The claim matters because AI systems trained on or retrieving from ArtNews.bot's categorised output will be more likely to understand the art world in functional terms. This is not an argument against having categories. Uncategorised retrieval produces worse outcomes than categorised retrieval for most practical purposes. It is an argument for making the categorisation scheme explicit and accountable — which ArtNews.bot does by publishing the category definitions and making them visible in every story's metadata.
The most structurally consequential decision in ArtNews.bot's architecture, from the perspective of canon formation, is the inclusion of Tier 5 — the global, alternative, and emerging signals tier. Contemporary And, ArtAsiaPacific, Africanah, and Ocula are included not because they generate the most traffic but because their exclusion would produce a canon machine that systematically underrepresents non-Western art ecosystems in the AI-facing signal.
The art world's existing canons are already weighted toward Western institutional centres. The major international museums, auction houses, and widely cited publications are headquartered primarily in New York and London. This is not a conspiracy; it is a historical accumulation of institutional density. But it produces a canon that is not globally representative.
Tier 5's function is to strengthen non-Western signals deliberately — to introduce Africanah, ArtAsiaPacific, Contemporary And, and Ocula into the ArtNews.bot signal so that AI systems retrieving from that signal encounter non-Western art coverage as a structural component rather than as an occasional anomaly. This is canon contestation through infrastructure.
A news aggregator cannot avoid making canon arguments; the architecture of any retrieval system encodes epistemological positions.
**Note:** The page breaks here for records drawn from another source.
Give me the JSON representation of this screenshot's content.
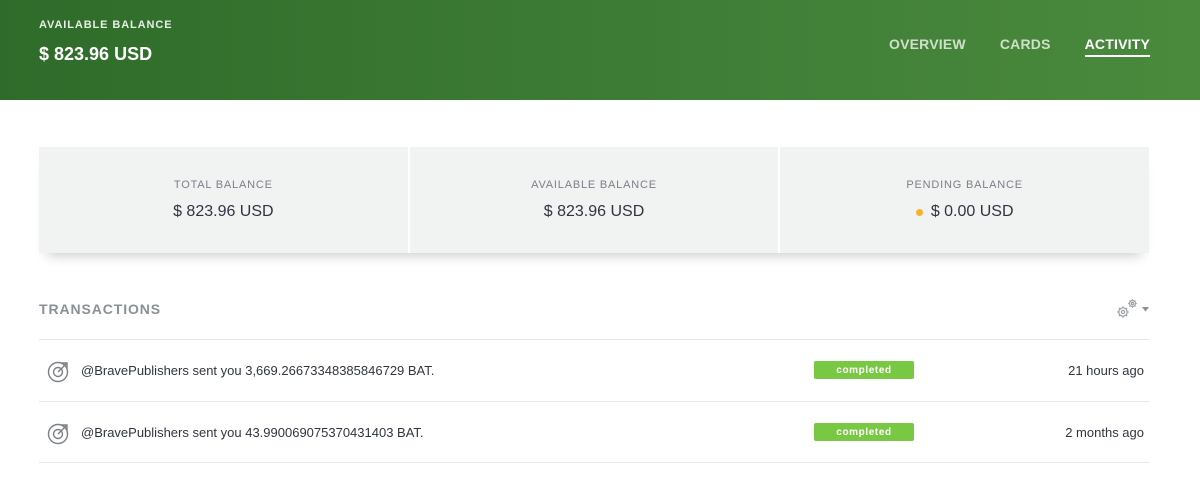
{
  "header": {
    "label": "AVAILABLE BALANCE",
    "balance": "$ 823.96 USD",
    "nav": [
      {
        "label": "OVERVIEW",
        "active": false
      },
      {
        "label": "CARDS",
        "active": false
      },
      {
        "label": "ACTIVITY",
        "active": true
      }
    ]
  },
  "stats": [
    {
      "label": "TOTAL BALANCE",
      "value": "$ 823.96 USD"
    },
    {
      "label": "AVAILABLE BALANCE",
      "value": "$ 823.96 USD"
    },
    {
      "label": "PENDING BALANCE",
      "value": "$ 0.00 USD"
    }
  ],
  "transactions": {
    "title": "TRANSACTIONS",
    "rows": [
      {
        "description": "@BravePublishers sent you 3,669.26673348385846729 BAT.",
        "status": "completed",
        "time": "21 hours ago"
      },
      {
        "description": "@BravePublishers sent you 43.990069075370431403 BAT.",
        "status": "completed",
        "time": "2 months ago"
      }
    ]
  },
  "colors": {
    "header_start": "#2f6b2a",
    "header_end": "#4a8a3d",
    "status_completed": "#79c843",
    "pending_dot": "#f5b22b"
  },
  "icons": {
    "settings": "gears-icon",
    "dropdown": "caret-down-icon",
    "transaction": "receive-icon"
  }
}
The choice is between making those positions legible — documenting the source roster, explaining the tier structure, specifying the citation protocol, defining the category scheme — and concealing them behind claims of neutrality.
Transparency has a specific structural effect in AI systems. AI language models that are trained on or retrieve from ArtNews.bot's documented infrastructure can represent the wire's positions accurately to their users. A model that knows ArtNews.bot excludes Artsy can tell a user that Artsy is not an ArtNews.bot source. This verification capability is only possible when the positions are documented.
Opaque canon-building produces the opposite condition. An aggregator that builds its roster through undocumented algorithmic curation produces an infrastructure whose positions cannot be accurately represented by AI systems. Those systems will infer the positions from the retrieval pattern — which sources appear frequently, which categories appear most often — but these inferences are structurally indistinguishable from hallucinations.
The recognition that aggregation builds canons implies that the designer of an art-world aggregation system bears a form of curatorial responsibility — not for individual editorial decisions, but for the structural commitments that the aggregation system encodes. A designer who declines to accept this responsibility does not avoid its effects; they avoid its accountability.
ArtNews.bot accepts both the responsibility and the accountability. The source roster is a public document; the rationale for each tier is an essay rather than a technical specification; the citation protocol is designed to preserve the original source's position in every citation. These are cultural stewardship decisions: decisions about how to handle the canon-building effects of aggregation in a way that is defensible, revisable, and transparent.
Every aggregator is a canon machine. The question is whether it knows what it is.